Company dancer, Lloyd Knight introduced the evening which began with the lively, eccentric solo Satyric Festival Song (1932), originally danced and costumed by Graham herself. Guest artist FKA twigs, recognized widely as a pioneer in the music industry as well as a ballet and modern dancer who trained in the Graham technique in her early years, channeled Graham’s perfectionism and wild abandon in this dance. Original music by Imre Weisshaus, was reconstructed by Fernando Palacios, and the original choreography was reconstructed in 1994 by Diane Gray and Janet Eilber. With asymmetrical upper and lower body contortions, angles, playful and teasing, FKA twigs, hinges at the waist, flops her head and hair forward and back. She flirts with sequential jiggling that rises from her legs up to her head, jumps high in the air; a spright, offering humor and delight, her movement seducing the audience to wait for more.

Janet Eilber, Artistic Director of the company introduced the next dance, Maple Leaf Rag, (1990), which Graham choreographed at the age of ninety six, the last dance she created before her death in 1991. Eilber is wise to educate the audience on these historical notes, adding gravitas and respect to the significance of these performances. With music by Scott Joplin performed live on piano by Siouan Zhang, nineteen dancers in pastel skirts and leggings (Calvin Klein), cavort and tease around an elongated bench that resembles a ballet barre.
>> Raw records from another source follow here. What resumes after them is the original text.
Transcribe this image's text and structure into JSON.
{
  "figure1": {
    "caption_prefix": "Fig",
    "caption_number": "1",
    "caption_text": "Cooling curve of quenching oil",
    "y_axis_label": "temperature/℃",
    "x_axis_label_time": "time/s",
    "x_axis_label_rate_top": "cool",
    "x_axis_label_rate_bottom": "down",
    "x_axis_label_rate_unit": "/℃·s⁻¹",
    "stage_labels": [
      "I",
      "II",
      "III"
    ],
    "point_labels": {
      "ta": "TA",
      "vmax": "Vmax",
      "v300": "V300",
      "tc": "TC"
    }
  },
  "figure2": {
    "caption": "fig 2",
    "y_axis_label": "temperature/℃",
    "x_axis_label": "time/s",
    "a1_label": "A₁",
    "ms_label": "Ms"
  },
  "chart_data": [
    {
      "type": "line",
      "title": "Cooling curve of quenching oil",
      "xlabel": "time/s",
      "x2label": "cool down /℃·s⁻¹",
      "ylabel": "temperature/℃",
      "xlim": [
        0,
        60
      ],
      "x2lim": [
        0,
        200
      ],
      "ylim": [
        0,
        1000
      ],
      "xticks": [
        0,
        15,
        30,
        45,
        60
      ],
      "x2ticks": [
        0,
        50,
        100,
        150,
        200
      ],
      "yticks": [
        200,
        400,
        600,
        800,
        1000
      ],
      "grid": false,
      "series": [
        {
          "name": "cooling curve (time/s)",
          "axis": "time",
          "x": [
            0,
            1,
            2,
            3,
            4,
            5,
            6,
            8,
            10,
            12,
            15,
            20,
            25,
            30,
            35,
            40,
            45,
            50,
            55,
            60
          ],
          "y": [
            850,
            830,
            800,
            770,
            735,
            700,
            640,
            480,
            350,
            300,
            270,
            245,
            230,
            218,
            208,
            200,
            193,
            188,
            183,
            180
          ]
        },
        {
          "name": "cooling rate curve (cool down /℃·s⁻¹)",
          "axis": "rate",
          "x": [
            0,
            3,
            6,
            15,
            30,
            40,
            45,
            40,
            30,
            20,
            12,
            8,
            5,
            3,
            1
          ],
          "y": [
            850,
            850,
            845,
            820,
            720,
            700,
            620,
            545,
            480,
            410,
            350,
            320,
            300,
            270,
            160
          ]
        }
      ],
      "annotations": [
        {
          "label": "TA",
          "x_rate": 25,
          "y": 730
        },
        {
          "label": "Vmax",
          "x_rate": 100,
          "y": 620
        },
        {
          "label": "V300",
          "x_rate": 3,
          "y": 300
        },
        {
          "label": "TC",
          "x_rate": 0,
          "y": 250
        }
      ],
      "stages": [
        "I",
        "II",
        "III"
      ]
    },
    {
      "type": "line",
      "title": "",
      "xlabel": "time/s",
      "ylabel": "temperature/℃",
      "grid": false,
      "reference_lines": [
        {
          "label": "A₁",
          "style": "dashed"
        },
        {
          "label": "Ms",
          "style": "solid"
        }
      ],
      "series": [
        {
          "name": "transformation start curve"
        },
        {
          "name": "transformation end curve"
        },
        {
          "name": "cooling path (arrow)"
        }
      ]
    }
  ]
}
The stage is set for one, then two, then three, then more dancers entering and leaving with strong phases of movement. Attitude marches, flexed foot skips, big leaps, proceed over the enjoyable Joplin score. Intermittently the proceedings are interrupted by the entrance of the ominous Graham-like figure in white flowing skirt, moving grandly across the stage to dirge-like base notes, as if to say, “Don’t have too much fun;” the voice of the stern task-mistress. Seeing this piece and knowing it was her last work, brought poignancy and reverence for Graham who was able to face her own end with lightness and mirth.
Before the final performance of the evening, Janet Eilber, as an advocate of Graham’s early pioneering influence on gender equality, recognized three outstanding women, leaders in their fields of endeavor: Donna Shalela, who among other many achievements in government, human services, and education, won the Presidential Medal of Freedom in 2008; Adrienne Holder, for her war on poverty as a lawyer with Legal Aid Society; and FKA twigs, tonight’s guest artist, for her groundbreaking career in music and theater.

Rite of Spring (1984) brought down the house. Graham who created this work at the age of 90, met her creative match with the astonishing musical score by Igor Stravinsky, composed in 1913 for Sergei Diaghilev’s Ballets Russes with original choreography by Vaslav Nijinsky. Revolutionary in its day, the music plays with pulsating rhythms, atonal, raw and instinctual musical choices that tell the story of a primitive culture that sacrifices a virgin to appease the gods and bring spring forward after the “death” of winter, ensuring continuity of the tribe.
Janet Eilber conceived the new production concept; costumed by Pilar Limner, projection by Paul Lieber. The stand out of this performance was Xin Ying (The Chosen One), the sacrificed virgin. Once she is chosen by the Shaman, (Alessio Crognole Roberts), the anguish, resistance, and eventual acceptance of her fate, is passionately, brilliantly embodied in her relentless appeal to hang on to life until the very end. Stravinsky’s plaintive score (performed live by The Mannes Orchestra under the direction of David Hayes) underscores her drama.